Jumadi (45) dan Sarjiman (50) adalah tukang parkir tersebut. Mereka datang di Pengadilan Militer yang terletak di Jl Perempatan Ringroad Tmur, Banguntapan, Bantul sebelum sidang dimulai.
Jumadi, yang sehari-harinya menjadi tukang pakir di Jl Magelang Yogyakarta ini mengaku mengikuti kasus Cebongan sejak awal. Baginya, kasus ini menarik karena terkait premanisme di Yogyakarta.

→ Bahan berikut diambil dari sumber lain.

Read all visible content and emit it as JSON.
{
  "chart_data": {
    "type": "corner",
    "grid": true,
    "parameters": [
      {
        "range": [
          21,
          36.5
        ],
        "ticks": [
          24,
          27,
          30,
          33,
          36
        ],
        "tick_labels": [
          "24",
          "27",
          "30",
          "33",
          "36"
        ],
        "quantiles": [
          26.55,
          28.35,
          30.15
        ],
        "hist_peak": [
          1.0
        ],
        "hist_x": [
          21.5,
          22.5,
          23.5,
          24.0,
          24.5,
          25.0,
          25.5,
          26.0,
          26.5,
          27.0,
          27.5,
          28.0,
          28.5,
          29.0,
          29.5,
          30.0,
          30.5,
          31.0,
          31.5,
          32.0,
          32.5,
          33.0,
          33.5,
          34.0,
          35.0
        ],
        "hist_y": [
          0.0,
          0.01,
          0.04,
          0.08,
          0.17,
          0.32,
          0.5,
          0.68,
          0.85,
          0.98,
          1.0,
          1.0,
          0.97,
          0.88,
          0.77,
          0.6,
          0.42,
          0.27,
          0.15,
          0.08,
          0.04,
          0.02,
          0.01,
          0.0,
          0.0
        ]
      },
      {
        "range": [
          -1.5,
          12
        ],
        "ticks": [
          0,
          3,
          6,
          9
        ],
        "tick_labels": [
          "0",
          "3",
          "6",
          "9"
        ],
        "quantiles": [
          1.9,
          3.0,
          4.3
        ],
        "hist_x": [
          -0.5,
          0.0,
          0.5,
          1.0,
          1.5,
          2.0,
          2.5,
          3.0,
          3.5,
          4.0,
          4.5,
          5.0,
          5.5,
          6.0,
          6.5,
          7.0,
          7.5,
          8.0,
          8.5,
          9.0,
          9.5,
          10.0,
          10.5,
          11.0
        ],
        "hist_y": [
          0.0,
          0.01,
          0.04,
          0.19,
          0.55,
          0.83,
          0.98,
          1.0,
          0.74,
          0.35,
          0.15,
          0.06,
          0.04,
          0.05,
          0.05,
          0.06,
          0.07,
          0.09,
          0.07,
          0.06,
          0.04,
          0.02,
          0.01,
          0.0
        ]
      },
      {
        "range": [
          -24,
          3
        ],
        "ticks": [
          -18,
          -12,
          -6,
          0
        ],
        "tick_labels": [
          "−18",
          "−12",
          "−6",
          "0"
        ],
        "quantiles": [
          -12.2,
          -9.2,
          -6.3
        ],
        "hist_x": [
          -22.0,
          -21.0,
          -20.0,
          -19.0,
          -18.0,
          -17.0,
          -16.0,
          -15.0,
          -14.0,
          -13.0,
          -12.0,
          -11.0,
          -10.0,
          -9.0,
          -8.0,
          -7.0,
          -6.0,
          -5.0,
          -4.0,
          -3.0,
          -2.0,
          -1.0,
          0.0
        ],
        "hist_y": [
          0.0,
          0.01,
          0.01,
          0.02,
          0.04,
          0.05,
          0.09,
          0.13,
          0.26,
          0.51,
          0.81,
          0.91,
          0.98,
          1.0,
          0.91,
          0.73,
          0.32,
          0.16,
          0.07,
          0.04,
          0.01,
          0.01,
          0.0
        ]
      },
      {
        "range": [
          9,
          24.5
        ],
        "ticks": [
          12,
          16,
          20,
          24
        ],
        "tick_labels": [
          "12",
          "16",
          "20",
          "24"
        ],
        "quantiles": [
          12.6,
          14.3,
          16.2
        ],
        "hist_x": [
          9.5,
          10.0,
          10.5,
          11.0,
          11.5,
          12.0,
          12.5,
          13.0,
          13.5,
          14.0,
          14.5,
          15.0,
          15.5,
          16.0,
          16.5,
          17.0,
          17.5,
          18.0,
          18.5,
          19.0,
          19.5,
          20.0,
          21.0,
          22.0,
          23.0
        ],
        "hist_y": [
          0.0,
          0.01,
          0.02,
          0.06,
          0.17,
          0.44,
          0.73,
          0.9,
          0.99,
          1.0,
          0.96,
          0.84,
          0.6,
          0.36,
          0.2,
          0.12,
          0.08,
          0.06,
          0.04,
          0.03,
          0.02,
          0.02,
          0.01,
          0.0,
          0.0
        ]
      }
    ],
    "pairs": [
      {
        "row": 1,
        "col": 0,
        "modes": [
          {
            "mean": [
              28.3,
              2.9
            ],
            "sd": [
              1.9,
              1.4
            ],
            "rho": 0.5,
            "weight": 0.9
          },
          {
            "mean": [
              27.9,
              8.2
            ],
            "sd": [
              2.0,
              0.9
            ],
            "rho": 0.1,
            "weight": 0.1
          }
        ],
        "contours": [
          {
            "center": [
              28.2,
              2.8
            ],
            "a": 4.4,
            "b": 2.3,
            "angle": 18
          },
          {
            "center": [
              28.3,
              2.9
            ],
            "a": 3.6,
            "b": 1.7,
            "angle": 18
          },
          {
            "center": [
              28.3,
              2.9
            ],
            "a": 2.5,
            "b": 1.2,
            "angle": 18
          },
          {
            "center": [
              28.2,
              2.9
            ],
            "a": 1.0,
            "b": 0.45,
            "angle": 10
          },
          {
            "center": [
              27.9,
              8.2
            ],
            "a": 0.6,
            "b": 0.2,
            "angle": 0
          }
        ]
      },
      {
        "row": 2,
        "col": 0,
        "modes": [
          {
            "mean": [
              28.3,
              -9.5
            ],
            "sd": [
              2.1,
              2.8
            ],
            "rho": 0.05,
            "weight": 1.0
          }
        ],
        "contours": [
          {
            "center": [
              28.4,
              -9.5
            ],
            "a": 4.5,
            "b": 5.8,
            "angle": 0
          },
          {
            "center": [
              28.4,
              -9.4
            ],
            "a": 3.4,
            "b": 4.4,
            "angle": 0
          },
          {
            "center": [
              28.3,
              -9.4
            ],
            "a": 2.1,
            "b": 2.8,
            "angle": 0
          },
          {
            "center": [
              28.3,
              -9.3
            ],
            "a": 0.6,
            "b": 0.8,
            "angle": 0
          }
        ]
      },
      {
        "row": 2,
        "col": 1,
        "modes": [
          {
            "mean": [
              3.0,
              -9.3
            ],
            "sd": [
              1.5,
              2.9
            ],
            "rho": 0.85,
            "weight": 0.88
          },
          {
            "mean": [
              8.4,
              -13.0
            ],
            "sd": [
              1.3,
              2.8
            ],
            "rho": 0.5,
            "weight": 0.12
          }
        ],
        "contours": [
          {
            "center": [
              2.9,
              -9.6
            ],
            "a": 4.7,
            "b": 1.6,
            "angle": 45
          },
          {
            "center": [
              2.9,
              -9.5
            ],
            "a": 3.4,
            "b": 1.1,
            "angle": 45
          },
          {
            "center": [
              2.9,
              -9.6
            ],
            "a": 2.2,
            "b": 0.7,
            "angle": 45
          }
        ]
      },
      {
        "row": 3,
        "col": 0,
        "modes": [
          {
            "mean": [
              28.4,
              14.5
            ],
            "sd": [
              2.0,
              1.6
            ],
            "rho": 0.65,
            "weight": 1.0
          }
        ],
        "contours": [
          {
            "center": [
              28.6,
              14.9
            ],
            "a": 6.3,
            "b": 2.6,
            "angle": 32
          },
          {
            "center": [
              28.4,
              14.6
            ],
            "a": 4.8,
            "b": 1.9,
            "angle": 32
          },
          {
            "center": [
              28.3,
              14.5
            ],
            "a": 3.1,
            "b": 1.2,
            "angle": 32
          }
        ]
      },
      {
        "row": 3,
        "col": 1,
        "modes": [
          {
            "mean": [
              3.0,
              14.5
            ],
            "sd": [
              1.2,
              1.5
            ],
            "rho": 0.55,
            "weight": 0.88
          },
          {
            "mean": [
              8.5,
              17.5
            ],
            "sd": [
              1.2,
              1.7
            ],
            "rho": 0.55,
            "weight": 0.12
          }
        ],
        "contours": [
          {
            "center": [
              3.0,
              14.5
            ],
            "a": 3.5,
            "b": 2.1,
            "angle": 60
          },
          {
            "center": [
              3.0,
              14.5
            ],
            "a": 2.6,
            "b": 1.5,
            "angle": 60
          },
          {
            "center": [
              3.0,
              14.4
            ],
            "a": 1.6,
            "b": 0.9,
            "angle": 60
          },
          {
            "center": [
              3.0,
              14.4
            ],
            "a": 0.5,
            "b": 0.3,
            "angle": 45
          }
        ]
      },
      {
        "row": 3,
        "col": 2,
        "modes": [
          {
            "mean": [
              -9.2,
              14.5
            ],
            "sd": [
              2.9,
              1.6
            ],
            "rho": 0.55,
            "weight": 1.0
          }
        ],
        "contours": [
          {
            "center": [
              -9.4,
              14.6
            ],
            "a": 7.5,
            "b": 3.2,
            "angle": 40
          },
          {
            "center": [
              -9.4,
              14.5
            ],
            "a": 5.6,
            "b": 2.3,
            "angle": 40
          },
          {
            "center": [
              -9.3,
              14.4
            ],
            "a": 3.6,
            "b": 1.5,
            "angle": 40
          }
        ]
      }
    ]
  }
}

"Dari sidang pertama saya ikut. Mereka kemarin itu kok didakwa membunuh berencana. Sebelumnya gak ada itu berencana. Bagi saya mereka itu bebaskan saja, yang mereka bunuh itu preman besar soalnya," kata Jumadi sambil melihat monitor yang menayangkan suasana sidang di kompleks Pengadilan Militer Yogyakarta, Senin (24/6/2013).
Menurut Jumadi, Decky cs dikenal cukup kejam, tidak segan-segan untuk membunuh. Sarjiman menambahkan sebaiknya terdakwa tidak ditahan, karena berjasa memberantas kelompok yang selama ini ditakuti masyarakat.
Hari ini, 12 prajurit menjalani sidang kedua. Agendanya, eksepsi atas dakwaan oditur.